2. We can extract the code for checking whether a bit appears in a `number` into its own function. As a bonus, we can even make that an extension function on the type `Int` 😎
``````object HandshakeCalculator {
val reverseList = 0b10000

fun calculateHandshake(number: Int): List<Signal> =
mutableListOf<Signal>().apply {
Signal.values().forEach {
}
if (number.boolAnd(reverseList)) reverse()
}

private fun Int.boolAnd(bit: Int): Boolean = and(bit) == bit
}
``````
• EDIT: a fellow redditor suggested that a nicer way to build the list is to use `buildList` in place of `mutableListOf<Signal>().apply`. This lets us abstract away from a specific list implementation and omit the generic type, which is inferred based on the `add` operations.

Closer look. If you come from other languages where adding functionality to classes outside our control is frowned upon, then the concept of extension functions might feel like a code smell to you. I think Kotlin’s implementation of this functionality is quite different than you might expect though: as specified in the docs, “Extensions do not actually modify the classes they extend. By defining an extension, you are not inserting new members into a class, only making new functions callable with the dot-notation on variables of this type”. Also, mind that the `private` keyword acts as a visibility modifier that ensures no one outside of the scope where the extension is defined can access that.

Closer look.

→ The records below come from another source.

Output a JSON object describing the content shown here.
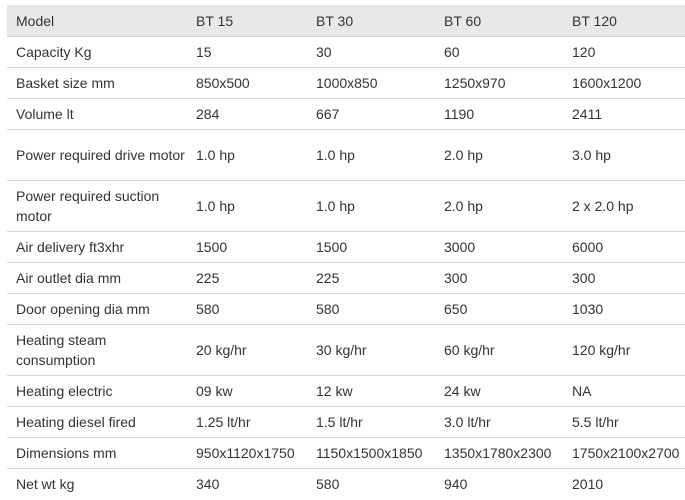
{
  "table": {
    "headers": [
      "Model",
      "BT 15",
      "BT 30",
      "BT 60",
      "BT 120"
    ],
    "rows": [
      {
        "label": "Capacity Kg",
        "values": [
          "15",
          "30",
          "60",
          "120"
        ]
      },
      {
        "label": "Basket size mm",
        "values": [
          "850x500",
          "1000x850",
          "1250x970",
          "1600x1200"
        ]
      },
      {
        "label": "Volume lt",
        "values": [
          "284",
          "667",
          "1190",
          "2411"
        ]
      },
      {
        "label": "Power required drive motor",
        "values": [
          "1.0 hp",
          "1.0 hp",
          "2.0 hp",
          "3.0 hp"
        ]
      },
      {
        "label": "Power required suction motor",
        "values": [
          "1.0 hp",
          "1.0 hp",
          "2.0 hp",
          "2 x 2.0 hp"
        ]
      },
      {
        "label": "Air delivery ft3xhr",
        "values": [
          "1500",
          "1500",
          "3000",
          "6000"
        ]
      },
      {
        "label": "Air outlet dia mm",
        "values": [
          "225",
          "225",
          "300",
          "300"
        ]
      },
      {
        "label": "Door opening dia mm",
        "values": [
          "580",
          "580",
          "650",
          "1030"
        ]
      },
      {
        "label": "Heating steam consumption",
        "values": [
          "20 kg/hr",
          "30 kg/hr",
          "60 kg/hr",
          "120 kg/hr"
        ]
      },
      {
        "label": "Heating electric",
        "values": [
          "09 kw",
          "12 kw",
          "24 kw",
          "NA"
        ]
      },
      {
        "label": "Heating diesel fired",
        "values": [
          "1.25 lt/hr",
          "1.5 lt/hr",
          "3.0 lt/hr",
          "5.5 lt/hr"
        ]
      },
      {
        "label": "Dimensions mm",
        "values": [
          "950x1120x1750",
          "1150x1500x1850",
          "1350x1780x2300",
          "1750x2100x2700"
        ]
      },
      {
        "label": "Net wt kg",
        "values": [
          "340",
          "580",
          "940",
          "2010"
        ]
      }
    ]
  }
}
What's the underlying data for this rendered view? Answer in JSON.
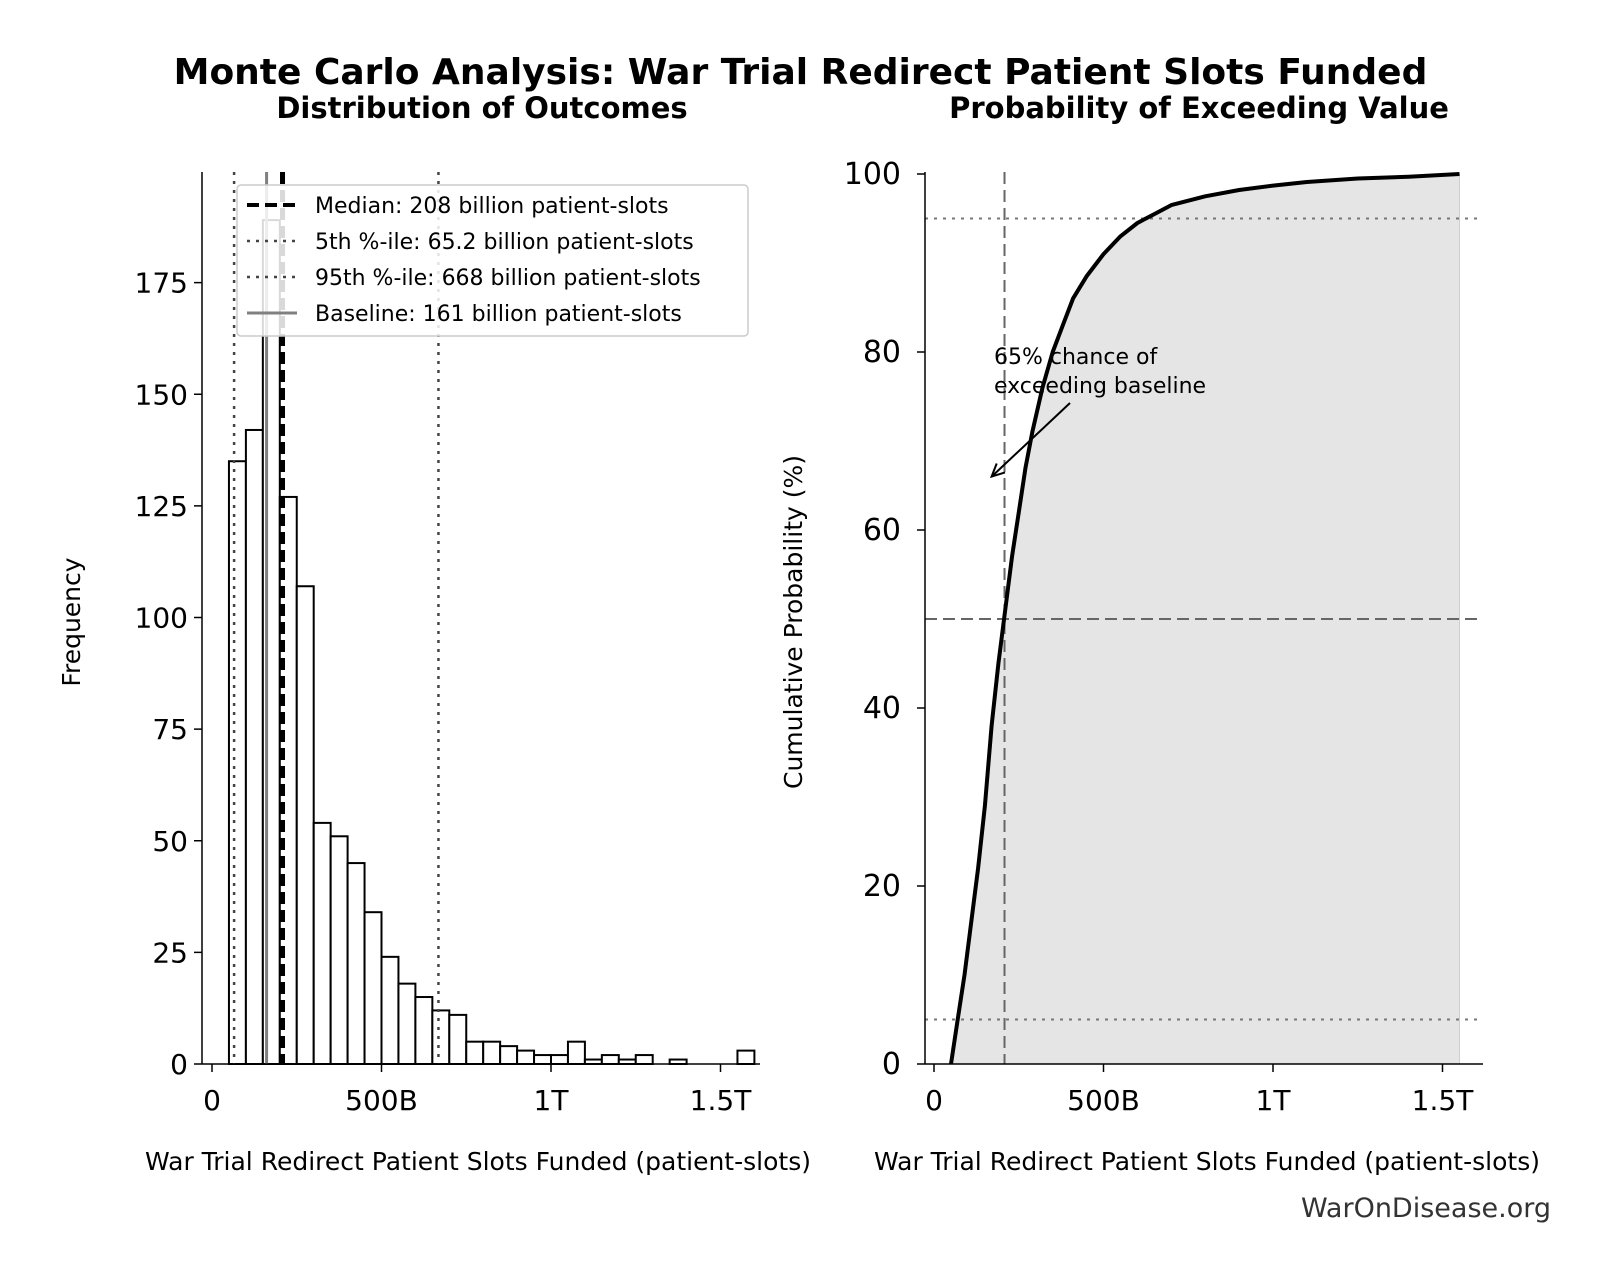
{
  "figure": {
    "title": "Monte Carlo Analysis: War Trial Redirect Patient Slots Funded",
    "watermark": "WarOnDisease.org"
  },
  "chart_data": [
    {
      "type": "bar",
      "subtype": "histogram",
      "title": "Distribution of Outcomes",
      "xlabel": "War Trial Redirect Patient Slots Funded (patient-slots)",
      "ylabel": "Frequency",
      "xlim": [
        -0.04,
        1.62
      ],
      "ylim": [
        0,
        200
      ],
      "x_unit": "trillion patient-slots",
      "xticks": [
        0,
        0.5,
        1.0,
        1.5
      ],
      "xtick_labels": [
        "0",
        "500B",
        "1T",
        "1.5T"
      ],
      "yticks": [
        0,
        25,
        50,
        75,
        100,
        125,
        150,
        175
      ],
      "bin_width": 0.05,
      "bin_edges_start": 0.05,
      "frequencies": [
        135,
        142,
        189,
        127,
        107,
        54,
        51,
        45,
        34,
        24,
        18,
        15,
        12,
        11,
        5,
        5,
        4,
        3,
        2,
        2,
        5,
        1,
        2,
        1,
        2,
        0,
        1,
        0,
        0,
        0,
        3
      ],
      "reference_lines": [
        {
          "label": "Median: 208 billion patient-slots",
          "value": 0.208,
          "style": "dashed",
          "color": "#000000"
        },
        {
          "label": "5th %-ile: 65.2 billion patient-slots",
          "value": 0.0652,
          "style": "dotted",
          "color": "#444444"
        },
        {
          "label": "95th %-ile: 668 billion patient-slots",
          "value": 0.668,
          "style": "dotted",
          "color": "#444444"
        },
        {
          "label": "Baseline: 161 billion patient-slots",
          "value": 0.161,
          "style": "solid",
          "color": "#808080"
        }
      ],
      "legend_position": "top-right",
      "grid": false
    },
    {
      "type": "area",
      "title": "Probability of Exceeding Value",
      "xlabel": "War Trial Redirect Patient Slots Funded (patient-slots)",
      "ylabel": "Cumulative Probability (%)",
      "xlim": [
        -0.02,
        1.62
      ],
      "ylim": [
        0,
        100
      ],
      "x_unit": "trillion patient-slots",
      "xticks": [
        0,
        0.5,
        1.0,
        1.5
      ],
      "xtick_labels": [
        "0",
        "500B",
        "1T",
        "1.5T"
      ],
      "yticks": [
        0,
        20,
        40,
        60,
        80,
        100
      ],
      "x": [
        0.05,
        0.07,
        0.09,
        0.11,
        0.13,
        0.15,
        0.17,
        0.19,
        0.21,
        0.23,
        0.25,
        0.27,
        0.29,
        0.32,
        0.35,
        0.38,
        0.41,
        0.45,
        0.5,
        0.55,
        0.6,
        0.65,
        0.7,
        0.8,
        0.9,
        1.0,
        1.1,
        1.25,
        1.4,
        1.55
      ],
      "y": [
        0,
        5,
        10,
        16,
        22,
        29,
        38,
        45,
        51,
        57,
        62,
        67,
        71,
        76,
        80,
        83,
        86,
        88.5,
        91,
        93,
        94.5,
        95.5,
        96.5,
        97.5,
        98.2,
        98.7,
        99.1,
        99.5,
        99.7,
        100
      ],
      "reference_lines": {
        "vertical": [
          {
            "value": 0.208,
            "style": "dashed"
          }
        ],
        "horizontal": [
          {
            "value": 50,
            "style": "dashed"
          },
          {
            "value": 95,
            "style": "dotted"
          },
          {
            "value": 5,
            "style": "dotted"
          }
        ]
      },
      "annotation": {
        "text_line1": "65% chance of",
        "text_line2": "exceeding baseline",
        "points_to": [
          0.17,
          66
        ]
      },
      "grid": false
    }
  ]
}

Note how we moved from `reversed` to `reverse`. The first returns a new `MutableList`, the latter modifies the list in-place and is more suited for the `apply` approach - once you’re mutating objects, you might as well ermbrace mutability! As a general tip, to determine whether a method / function is mutating the caller / target, pay attention to the returned type in the signature. When `Unit` is returned, you’re likely looking at side-effecting code.

Challenge. Can you rewrite `calculateHandshake` to operate on immutable collections only? 💡 Hint: you could consider filtering through signals.